Ein Protest am Strand? Tatsächlich existiert er in Italien. Mit einem 'Sonnenschirm-Protest' machen mächtige Familienbesitzer privater Strände ihren Stand gegen Rom und die EU klar. Es geht um viel Geld.

- Sommer, Sand und Streik - Italiens Strände schließen

August ist immer der Monat, in dem sie in Ostia am meisten Geld verdienen. Am "Tibidabo", einem der schönen alten Bäder am Stadtstrand von Rom, das 1935 eröffnet wurde, wird oft schon morgens am Kassenschalter das Schild "Umbrelloni esauriti" gehisst: keine Liegestühle mehr, alles bis zum Abend ausgebucht. In Italien wird empfohlen, schon um neun Uhr morgens ans Meer zu gehen, an solchen Tagen. Doch es ist gut möglich, dass dies an diesem Freitag nicht hilft.
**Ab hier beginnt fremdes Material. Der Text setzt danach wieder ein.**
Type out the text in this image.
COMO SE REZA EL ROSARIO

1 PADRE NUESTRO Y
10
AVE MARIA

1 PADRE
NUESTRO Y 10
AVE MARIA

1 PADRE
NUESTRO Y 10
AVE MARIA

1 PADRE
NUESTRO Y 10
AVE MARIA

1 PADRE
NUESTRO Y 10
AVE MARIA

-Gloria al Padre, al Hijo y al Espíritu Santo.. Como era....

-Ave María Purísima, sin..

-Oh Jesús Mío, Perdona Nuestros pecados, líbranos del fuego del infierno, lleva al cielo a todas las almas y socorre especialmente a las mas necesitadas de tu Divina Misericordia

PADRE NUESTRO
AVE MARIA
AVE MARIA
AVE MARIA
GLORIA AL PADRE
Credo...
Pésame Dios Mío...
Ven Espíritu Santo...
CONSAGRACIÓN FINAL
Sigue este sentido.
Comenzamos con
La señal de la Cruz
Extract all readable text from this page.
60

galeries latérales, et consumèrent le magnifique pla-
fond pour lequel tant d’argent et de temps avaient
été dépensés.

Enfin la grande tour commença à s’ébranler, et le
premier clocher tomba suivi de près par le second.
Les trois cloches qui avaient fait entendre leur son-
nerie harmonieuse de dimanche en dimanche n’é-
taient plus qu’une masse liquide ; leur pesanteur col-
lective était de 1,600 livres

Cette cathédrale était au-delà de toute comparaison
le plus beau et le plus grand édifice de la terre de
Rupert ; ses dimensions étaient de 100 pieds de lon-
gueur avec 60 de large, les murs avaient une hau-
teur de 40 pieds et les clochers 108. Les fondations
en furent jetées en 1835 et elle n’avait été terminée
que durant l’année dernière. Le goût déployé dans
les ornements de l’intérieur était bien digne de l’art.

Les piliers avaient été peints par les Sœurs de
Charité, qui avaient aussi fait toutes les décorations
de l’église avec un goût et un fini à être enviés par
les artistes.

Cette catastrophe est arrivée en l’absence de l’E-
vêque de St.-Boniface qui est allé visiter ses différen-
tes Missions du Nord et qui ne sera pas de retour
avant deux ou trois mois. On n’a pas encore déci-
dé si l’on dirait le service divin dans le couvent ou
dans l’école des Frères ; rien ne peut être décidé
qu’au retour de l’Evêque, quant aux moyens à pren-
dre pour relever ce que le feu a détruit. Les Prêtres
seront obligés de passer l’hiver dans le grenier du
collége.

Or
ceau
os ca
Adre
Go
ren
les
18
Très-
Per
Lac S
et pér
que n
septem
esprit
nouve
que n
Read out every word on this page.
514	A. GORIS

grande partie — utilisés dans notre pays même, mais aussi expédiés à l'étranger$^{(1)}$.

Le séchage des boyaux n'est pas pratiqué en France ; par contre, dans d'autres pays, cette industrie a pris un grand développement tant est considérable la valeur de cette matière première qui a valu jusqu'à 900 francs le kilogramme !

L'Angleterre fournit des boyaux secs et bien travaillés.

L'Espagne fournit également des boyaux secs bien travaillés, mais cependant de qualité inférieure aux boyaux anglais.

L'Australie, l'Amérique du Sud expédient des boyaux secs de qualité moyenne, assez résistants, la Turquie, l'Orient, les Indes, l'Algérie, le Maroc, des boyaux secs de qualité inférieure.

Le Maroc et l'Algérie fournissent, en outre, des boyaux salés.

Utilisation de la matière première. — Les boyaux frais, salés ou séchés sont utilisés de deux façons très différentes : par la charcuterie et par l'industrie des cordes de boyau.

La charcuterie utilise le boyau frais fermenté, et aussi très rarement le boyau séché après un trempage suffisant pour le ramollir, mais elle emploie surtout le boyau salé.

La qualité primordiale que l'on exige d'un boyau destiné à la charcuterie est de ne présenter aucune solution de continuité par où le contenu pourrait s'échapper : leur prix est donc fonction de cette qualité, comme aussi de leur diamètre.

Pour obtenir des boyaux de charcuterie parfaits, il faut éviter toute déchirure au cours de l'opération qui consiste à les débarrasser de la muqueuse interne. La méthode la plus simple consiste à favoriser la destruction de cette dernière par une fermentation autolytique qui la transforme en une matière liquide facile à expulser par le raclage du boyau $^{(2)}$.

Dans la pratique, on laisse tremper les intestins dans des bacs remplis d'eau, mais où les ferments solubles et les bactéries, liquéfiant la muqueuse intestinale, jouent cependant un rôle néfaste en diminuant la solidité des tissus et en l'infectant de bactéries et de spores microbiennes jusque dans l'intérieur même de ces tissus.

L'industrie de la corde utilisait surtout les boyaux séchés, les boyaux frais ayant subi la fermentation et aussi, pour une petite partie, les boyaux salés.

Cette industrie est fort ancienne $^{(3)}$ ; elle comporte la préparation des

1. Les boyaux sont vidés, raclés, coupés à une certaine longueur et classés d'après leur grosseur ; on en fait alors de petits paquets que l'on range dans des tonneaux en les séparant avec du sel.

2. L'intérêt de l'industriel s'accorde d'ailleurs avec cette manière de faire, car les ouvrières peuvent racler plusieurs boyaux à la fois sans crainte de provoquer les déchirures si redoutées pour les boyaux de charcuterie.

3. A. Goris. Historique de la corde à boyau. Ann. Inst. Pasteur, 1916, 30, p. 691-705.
In der Hauptsaison planen viele Besitzer der rund 7.200 Strandbäder des Landes, die stabilimenti balneari, zum ersten Mal einen Streik: zunächst nur morgens für zweieinhalb Stunden. Doch wenn die Regierung der rechtsgerichteten Premierministerin Giorgia Meloni sich nicht bewegt, bleiben die Strände an einem Mittwoch im August, noch in der Ferienzeit, für einen halben Tag geschlossen und an einem Freitag am Monatsende sogar den ganzen Tag. Hintergrund ist eine EU-Richtlinie, die Italien seit fast 20 Jahren umgangen hat.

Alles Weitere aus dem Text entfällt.